The Texas Department of Transportation (TxDOT) and Hays County partnered in the widening proposal in effort to improve mobility and enhance safety along 2.6-miles of RM 967 between Cole Springs Road and FM 1626, a state agency spokesperson, Kelly Reyna, told the Hays Free Press

Trees along RM 967 marked with only red flags are slated for removal, Reyna said. According to TxDOT’s latest tree removal list, 28 trees are on the chopping block. 

Heart-shaped signs hung on trees that are slated for removal express area residents’ mourning for what the future holds for some woodland.

“Thank you for your beauty,” one sign states. “May your spirit live on.”

Another sign reads, “Thank you for everything you gave us. We are sorry you can’t be saved.”

But saving trees is what city officials lobbied TxDOT to do. 

Buda City Engineer Stanley Fees told the Hays Free Press council members unanimously approved instructions for staff to direct TxDOT on what the city’s wants were regarding tree removal along the roadway.

In subsequent negotiations between city staff and TxDOT, 86 trees pinned for removal were saved by modifying the roadway’s alignment, Fees said.

“TxDOT’s local area office worked with the city and county to review the design and balance the existing environment,” Reyna said. “TxDOT will make adjustments to the typical sidewalk locations, use alternate drainage methods, and adjust the horizontal (shift left/right) alignment of the roadway in effort to preserve some trees.”

Suzy Robbins, a Garlic Creek resident, said she was unsure of who put the heart-shaped signs on some trees, but surmised it was likely neighborhood residents. 

Robbins said the large trees, like the ones slated for removal, were part of what attracted her family to Buda. 

“It helped make it feel like a small town still,” she said. “We all realize that it’s change, but it’s hard for us to lose living things that have been here for hundreds of years.”

Though she’s appreciative more trees were saved than originally suggested, Robbins said smart planning and being proactive, instead of reactive, could help city officials accommodate growth, all the while maintaining the city’s small town charm.

RM 967, however, is a state roadway.

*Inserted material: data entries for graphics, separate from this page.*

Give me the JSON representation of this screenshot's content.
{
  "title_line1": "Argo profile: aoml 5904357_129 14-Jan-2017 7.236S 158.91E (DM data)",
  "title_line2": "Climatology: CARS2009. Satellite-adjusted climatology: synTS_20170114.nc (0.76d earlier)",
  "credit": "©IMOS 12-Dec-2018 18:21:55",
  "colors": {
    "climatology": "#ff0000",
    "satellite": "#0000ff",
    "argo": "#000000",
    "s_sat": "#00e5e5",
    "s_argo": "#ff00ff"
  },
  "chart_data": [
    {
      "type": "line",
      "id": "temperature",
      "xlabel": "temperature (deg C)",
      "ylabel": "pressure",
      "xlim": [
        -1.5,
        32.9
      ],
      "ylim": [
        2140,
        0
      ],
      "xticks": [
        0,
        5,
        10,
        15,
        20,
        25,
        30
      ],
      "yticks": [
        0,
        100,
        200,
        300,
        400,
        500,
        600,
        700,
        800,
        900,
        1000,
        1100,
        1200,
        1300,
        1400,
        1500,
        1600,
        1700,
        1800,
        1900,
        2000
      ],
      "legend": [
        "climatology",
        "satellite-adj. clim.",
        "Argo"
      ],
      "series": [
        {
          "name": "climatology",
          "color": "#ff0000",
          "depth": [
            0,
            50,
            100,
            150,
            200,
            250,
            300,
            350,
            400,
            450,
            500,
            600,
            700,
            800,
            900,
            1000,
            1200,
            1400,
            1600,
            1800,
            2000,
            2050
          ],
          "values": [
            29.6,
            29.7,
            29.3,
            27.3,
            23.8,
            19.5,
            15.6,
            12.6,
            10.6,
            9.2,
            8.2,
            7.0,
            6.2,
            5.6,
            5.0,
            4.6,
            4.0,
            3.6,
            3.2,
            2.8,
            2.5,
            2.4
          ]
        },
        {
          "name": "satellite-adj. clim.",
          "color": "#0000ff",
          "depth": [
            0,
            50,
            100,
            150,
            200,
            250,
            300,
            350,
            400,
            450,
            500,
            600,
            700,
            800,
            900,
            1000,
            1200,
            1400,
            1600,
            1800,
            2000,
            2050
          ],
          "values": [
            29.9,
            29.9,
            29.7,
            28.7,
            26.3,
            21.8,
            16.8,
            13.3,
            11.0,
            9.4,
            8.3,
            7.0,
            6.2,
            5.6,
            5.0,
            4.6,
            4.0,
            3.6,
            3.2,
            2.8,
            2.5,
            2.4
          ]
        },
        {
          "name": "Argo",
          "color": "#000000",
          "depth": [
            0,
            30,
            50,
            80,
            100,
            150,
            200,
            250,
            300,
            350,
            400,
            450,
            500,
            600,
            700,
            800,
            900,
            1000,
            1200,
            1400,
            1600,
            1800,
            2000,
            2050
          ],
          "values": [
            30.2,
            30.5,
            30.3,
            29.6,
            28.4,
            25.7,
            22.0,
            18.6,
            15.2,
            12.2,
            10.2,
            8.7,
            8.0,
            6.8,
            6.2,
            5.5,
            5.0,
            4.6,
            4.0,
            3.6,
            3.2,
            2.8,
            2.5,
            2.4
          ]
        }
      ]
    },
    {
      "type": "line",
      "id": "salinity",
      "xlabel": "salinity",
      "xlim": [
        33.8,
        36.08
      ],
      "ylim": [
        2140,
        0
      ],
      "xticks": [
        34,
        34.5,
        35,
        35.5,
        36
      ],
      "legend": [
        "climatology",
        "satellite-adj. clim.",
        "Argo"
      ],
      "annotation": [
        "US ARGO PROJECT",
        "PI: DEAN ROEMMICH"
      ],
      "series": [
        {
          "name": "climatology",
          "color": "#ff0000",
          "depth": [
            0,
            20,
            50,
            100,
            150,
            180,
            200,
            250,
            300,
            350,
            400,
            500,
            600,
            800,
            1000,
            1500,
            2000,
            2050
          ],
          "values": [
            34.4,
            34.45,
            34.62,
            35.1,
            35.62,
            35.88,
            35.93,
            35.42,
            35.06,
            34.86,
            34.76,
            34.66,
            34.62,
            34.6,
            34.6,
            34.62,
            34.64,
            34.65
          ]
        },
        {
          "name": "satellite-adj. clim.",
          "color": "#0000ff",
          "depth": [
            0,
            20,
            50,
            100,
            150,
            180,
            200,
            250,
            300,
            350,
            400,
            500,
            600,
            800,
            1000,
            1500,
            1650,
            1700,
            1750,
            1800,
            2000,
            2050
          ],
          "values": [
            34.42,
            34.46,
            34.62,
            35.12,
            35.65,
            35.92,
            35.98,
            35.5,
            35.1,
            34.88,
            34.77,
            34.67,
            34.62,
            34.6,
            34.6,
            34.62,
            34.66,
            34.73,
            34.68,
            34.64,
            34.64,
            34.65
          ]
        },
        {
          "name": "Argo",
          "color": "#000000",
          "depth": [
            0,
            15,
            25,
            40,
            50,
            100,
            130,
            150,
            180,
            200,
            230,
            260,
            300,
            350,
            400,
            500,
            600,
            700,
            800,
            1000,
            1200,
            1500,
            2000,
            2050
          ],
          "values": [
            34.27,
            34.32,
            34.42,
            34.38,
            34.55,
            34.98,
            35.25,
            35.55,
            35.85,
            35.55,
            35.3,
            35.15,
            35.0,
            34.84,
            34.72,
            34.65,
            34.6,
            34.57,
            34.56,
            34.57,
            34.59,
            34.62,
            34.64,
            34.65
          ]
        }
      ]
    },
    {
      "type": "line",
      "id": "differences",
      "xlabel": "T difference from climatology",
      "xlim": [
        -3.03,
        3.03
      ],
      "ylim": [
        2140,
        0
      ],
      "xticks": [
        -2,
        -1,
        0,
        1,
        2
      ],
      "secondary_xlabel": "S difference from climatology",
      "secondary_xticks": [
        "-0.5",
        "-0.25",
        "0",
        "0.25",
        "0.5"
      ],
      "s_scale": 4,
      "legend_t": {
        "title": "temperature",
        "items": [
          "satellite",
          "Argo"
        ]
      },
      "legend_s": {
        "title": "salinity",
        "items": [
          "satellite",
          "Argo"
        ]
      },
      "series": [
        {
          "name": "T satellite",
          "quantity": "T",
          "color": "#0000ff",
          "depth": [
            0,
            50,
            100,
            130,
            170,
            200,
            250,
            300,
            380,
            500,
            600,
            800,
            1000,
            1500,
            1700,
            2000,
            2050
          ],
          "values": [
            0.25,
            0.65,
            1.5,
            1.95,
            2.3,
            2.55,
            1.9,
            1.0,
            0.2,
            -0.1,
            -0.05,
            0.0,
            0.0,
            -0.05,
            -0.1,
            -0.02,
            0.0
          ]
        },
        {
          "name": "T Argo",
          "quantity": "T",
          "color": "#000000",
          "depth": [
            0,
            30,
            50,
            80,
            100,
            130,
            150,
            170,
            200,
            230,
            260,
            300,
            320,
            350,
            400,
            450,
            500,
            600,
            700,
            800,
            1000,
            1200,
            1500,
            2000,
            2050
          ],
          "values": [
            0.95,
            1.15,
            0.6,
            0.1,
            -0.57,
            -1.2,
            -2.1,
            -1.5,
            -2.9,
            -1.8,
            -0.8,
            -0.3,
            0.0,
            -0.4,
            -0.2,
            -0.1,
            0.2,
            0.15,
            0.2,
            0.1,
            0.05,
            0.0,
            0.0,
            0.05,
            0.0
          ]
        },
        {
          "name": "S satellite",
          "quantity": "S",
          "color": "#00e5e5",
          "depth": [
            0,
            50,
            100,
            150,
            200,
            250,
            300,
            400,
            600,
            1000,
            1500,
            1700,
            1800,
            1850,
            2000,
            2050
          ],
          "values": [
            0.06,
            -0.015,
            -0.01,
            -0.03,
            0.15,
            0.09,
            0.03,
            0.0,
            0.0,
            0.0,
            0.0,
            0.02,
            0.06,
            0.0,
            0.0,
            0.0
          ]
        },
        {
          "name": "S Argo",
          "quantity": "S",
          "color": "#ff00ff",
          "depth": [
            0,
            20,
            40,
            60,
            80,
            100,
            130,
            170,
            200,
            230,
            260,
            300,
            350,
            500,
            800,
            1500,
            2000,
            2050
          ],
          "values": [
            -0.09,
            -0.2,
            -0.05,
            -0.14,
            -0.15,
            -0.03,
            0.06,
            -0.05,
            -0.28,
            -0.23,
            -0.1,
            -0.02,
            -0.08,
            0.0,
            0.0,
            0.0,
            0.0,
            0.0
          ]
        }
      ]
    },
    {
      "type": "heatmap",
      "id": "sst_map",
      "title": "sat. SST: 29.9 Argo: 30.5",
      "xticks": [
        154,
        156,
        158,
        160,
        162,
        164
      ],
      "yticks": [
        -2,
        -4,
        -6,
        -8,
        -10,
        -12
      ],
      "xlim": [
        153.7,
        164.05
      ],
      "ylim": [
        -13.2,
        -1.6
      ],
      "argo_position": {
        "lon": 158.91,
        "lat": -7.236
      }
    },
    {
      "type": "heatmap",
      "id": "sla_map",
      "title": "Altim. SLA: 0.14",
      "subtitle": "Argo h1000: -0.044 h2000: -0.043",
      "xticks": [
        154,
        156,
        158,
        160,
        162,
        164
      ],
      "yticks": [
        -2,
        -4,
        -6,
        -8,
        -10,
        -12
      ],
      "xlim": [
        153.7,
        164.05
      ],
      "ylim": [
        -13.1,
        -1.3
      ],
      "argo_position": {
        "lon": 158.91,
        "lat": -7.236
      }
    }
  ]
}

Though plans indicate the roadway will at some point be turned over to the city, presently there is no formal agreement for its transfer, Reyna said. 

“TxDOT is sensitive to the value of the natural environment and the safety of the public,” Reyna said. “We take this very seriously and will continue to work to enhance safety and mobility in the project area.”

The widening project will add a center-turn lane and paved shoulders along the identified 2.6-mile stretch of RM 967. The project also will include a sidewalk along one side of the roadway from Onion Creek to FM 1626. 

The city requested TxDOT construct the sidewalk on the south side of RM 967 from FM 1626 to the Garlic Creek subdivision to allow residents with small children to use it without having to cross the road, Fees said. 

TxDOT funded the design of the roadway improvements, and Hays County is funding the construction.